Tout en parlant, Tanaquil s’affairait à classer les objets devant lui : ornements, plateaux, coupes, statuettes et autres pièces grotesques. Lorsqu’ils furent placés en rang, il plongea une main dans sa besace et en sortit un objet fort étrange. Castelar se baissa et plissa des yeux pour mieux le distinguer. « Qu’est-ce donc que cela ? demanda-t-il.

— Un reliquaire. Il contient un doigt de saint Hippolyte. »

Castelar se signa. Mais il continua son examen. « Je n’ai jamais rien vu de semblable. » Long d’un empan environ, lisse, il était totalement noir, exception faite d’une croix de nacre incrustée sur une face et de deux cristaux placés à une extrémité, qui évoquaient davantage des lentilles que des ouvertures.

« Une pièce rare, expliqua le moine. Abandonnée par les Maures lorsqu’ils ont quitté Grenade, puis sanctifiée de par son contenu et par la bénédiction de l’Église. L’évêque qui me l’a confié m’a affirmé qu’il était particulièrement efficace contre la magie des infidèles. Le capitaine Pizarro et le frère Valverde sont convenus qu’il serait sage, et en tout cas inoffensif, de soumettre à son influence toutes les pièces du trésor inca. »

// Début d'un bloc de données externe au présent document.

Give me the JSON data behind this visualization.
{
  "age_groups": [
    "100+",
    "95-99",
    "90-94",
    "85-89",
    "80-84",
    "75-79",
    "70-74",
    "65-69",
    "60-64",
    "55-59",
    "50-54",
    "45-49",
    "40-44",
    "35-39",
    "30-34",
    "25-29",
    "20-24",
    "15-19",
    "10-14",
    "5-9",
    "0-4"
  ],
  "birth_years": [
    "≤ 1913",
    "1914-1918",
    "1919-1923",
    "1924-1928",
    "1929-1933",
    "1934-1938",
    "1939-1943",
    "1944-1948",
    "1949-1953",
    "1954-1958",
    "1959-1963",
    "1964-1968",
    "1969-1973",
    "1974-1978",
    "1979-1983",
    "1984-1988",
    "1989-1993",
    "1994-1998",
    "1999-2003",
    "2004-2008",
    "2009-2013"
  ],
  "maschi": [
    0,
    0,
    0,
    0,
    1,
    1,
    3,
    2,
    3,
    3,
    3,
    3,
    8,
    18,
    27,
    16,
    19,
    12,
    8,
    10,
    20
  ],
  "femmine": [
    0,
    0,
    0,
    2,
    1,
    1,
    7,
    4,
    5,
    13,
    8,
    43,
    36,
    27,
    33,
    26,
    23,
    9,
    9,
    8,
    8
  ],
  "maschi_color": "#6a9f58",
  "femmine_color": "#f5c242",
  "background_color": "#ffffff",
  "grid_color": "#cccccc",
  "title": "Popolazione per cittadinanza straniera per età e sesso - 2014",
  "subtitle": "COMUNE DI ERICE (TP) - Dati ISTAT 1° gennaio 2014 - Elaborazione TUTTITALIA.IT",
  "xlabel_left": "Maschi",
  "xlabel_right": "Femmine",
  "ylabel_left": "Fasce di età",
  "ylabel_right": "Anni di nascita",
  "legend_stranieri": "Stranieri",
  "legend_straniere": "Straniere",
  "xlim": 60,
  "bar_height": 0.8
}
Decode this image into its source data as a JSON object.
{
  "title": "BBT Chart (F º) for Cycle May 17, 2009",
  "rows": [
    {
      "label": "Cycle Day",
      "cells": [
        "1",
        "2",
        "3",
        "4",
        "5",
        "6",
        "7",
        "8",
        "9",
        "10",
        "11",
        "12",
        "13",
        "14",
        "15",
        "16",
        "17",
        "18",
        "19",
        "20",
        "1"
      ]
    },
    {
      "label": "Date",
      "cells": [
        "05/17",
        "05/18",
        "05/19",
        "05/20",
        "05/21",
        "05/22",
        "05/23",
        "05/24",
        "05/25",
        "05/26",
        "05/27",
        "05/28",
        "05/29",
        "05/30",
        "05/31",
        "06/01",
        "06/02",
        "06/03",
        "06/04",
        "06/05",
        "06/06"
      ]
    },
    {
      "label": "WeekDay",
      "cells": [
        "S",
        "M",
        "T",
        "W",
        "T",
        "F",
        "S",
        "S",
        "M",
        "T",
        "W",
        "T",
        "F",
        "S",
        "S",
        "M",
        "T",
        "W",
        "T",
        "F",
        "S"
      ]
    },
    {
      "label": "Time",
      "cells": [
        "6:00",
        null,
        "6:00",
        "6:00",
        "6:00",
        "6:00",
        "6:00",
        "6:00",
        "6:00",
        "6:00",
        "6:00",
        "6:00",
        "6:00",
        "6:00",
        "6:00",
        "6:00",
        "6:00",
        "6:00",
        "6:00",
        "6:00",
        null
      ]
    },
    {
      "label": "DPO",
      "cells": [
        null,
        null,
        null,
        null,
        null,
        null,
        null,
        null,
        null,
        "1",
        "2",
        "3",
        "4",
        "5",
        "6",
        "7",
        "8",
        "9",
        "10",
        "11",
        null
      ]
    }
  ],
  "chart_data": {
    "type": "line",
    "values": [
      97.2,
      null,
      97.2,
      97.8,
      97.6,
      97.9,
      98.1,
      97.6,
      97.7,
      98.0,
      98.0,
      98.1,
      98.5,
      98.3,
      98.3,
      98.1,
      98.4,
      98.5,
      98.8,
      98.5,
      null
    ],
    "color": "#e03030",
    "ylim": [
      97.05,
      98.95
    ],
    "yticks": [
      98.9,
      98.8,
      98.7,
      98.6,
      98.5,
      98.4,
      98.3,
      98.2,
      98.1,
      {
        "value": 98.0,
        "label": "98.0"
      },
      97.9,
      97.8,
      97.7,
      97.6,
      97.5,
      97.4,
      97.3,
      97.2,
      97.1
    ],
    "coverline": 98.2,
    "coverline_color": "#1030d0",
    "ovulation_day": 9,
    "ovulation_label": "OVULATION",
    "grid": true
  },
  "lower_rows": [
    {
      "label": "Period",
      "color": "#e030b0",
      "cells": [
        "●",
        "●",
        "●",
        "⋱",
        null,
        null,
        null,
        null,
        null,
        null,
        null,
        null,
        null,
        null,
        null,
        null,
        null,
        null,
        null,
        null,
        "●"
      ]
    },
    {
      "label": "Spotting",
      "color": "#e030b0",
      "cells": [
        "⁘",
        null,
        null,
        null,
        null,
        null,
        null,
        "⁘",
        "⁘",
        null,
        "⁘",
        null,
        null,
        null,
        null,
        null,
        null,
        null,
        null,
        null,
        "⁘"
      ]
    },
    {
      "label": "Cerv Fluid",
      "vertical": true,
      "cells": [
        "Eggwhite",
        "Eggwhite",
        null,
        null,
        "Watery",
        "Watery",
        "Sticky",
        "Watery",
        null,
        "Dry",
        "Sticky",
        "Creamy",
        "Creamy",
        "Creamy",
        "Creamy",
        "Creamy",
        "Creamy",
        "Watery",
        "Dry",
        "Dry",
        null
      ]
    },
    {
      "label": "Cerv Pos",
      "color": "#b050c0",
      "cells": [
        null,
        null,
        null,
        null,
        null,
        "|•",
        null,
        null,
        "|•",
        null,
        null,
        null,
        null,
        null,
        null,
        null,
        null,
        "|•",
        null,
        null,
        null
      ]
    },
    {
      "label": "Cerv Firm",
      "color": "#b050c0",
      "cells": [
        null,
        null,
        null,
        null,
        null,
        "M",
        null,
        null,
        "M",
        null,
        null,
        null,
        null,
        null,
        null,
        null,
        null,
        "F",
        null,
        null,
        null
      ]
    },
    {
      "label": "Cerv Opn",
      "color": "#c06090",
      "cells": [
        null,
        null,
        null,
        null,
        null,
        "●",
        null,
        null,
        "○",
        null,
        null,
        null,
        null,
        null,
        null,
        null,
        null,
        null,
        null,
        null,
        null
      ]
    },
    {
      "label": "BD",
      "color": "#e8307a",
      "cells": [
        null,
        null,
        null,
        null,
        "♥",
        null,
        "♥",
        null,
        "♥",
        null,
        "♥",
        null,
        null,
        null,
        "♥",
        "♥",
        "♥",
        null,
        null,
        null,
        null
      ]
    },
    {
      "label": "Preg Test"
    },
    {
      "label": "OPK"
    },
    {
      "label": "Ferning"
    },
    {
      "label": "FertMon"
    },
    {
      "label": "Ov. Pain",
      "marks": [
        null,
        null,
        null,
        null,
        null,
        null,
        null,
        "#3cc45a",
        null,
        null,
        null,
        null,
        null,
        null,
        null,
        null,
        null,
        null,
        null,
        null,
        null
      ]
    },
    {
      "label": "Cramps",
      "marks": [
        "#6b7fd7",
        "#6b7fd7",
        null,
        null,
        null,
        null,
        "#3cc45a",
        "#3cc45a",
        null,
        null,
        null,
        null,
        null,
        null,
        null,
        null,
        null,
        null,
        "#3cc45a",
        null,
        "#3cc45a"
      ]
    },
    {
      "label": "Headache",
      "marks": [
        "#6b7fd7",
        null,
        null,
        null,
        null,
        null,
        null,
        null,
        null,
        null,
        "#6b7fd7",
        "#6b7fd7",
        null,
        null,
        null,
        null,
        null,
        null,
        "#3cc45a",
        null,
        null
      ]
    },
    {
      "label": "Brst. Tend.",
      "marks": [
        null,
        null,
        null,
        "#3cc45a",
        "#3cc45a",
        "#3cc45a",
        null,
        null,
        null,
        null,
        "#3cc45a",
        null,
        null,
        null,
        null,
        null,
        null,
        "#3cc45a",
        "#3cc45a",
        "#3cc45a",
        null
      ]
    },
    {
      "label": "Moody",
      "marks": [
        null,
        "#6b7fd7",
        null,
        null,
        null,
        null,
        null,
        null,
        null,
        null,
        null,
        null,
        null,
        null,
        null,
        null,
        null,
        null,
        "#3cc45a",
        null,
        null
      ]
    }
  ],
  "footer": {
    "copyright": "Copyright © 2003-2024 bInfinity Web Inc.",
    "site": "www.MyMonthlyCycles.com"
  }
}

Adoptant une position plus confortable, il prit de la main gauche une petite plaque d’or ornée de l’image d’une bête et la fit tourner lentement devant les cristaux du reliquaire, qu’il tenait de la main droite. Ses lèvres remuaient sans un bruit. L’opération terminée, il reposa le premier objet et en prit un deuxième.

Castelar se mit à danser d’un pied sur l’autre.

Au bout d’un moment, Tanaquil gloussa et lui lança : « Je vous avais dit que vous finiriez pas trouver le temps long. Et j’en ai encore pour des heures. Vous feriez mieux d’aller dormir, don Luis. »

Castelar bâilla. « Vous avez sans doute raison. Je vous remercie de votre courtoisie. »

Un souffle d’air, un bruit sourd, il se retourna vivement. L’espace d’un instant, il resta figé devant le spectacle.

Une chose venait d’apparaître près du mur. Une chose massive, lisse, sans doute métallique, pourvue de deux manches et de deux selles sans étriers… Il la distinguait avec netteté, car elle était éclairée par un bâton lumineux que brandissait le second de ses deux cavaliers. Ceux-ci portaient un vêtement moulant d’un noir absolu. Leurs têtes et leurs mains semblaient par contraste d’un blanc spectral, d’un blanc d’outre-monde.

Le moine se leva d’un bond. Il hurla quelques mots. Ce n’était pas de l’espagnol.

Castelar vit l’étonnement se peindre sur le visage des intrus. Qu’il s’agisse de sorciers ou de démons surgis de l’enfer, ils n’étaient pas tout-puissants, ils fléchiraient devant Dieu et Ses saints. L’épée du caballero jaillit du fourreau. Il fonça en hurlant : « San Jago ! », le cri de guerre de son peuple quand il avait chassé les Maures d’Espagne. Il avait intérêt à faire du bruit pour alerter les sentinelles et…

Le premier cavalier leva un tube. Il y eut un éclair. Castelar sombra dans l’inconscience.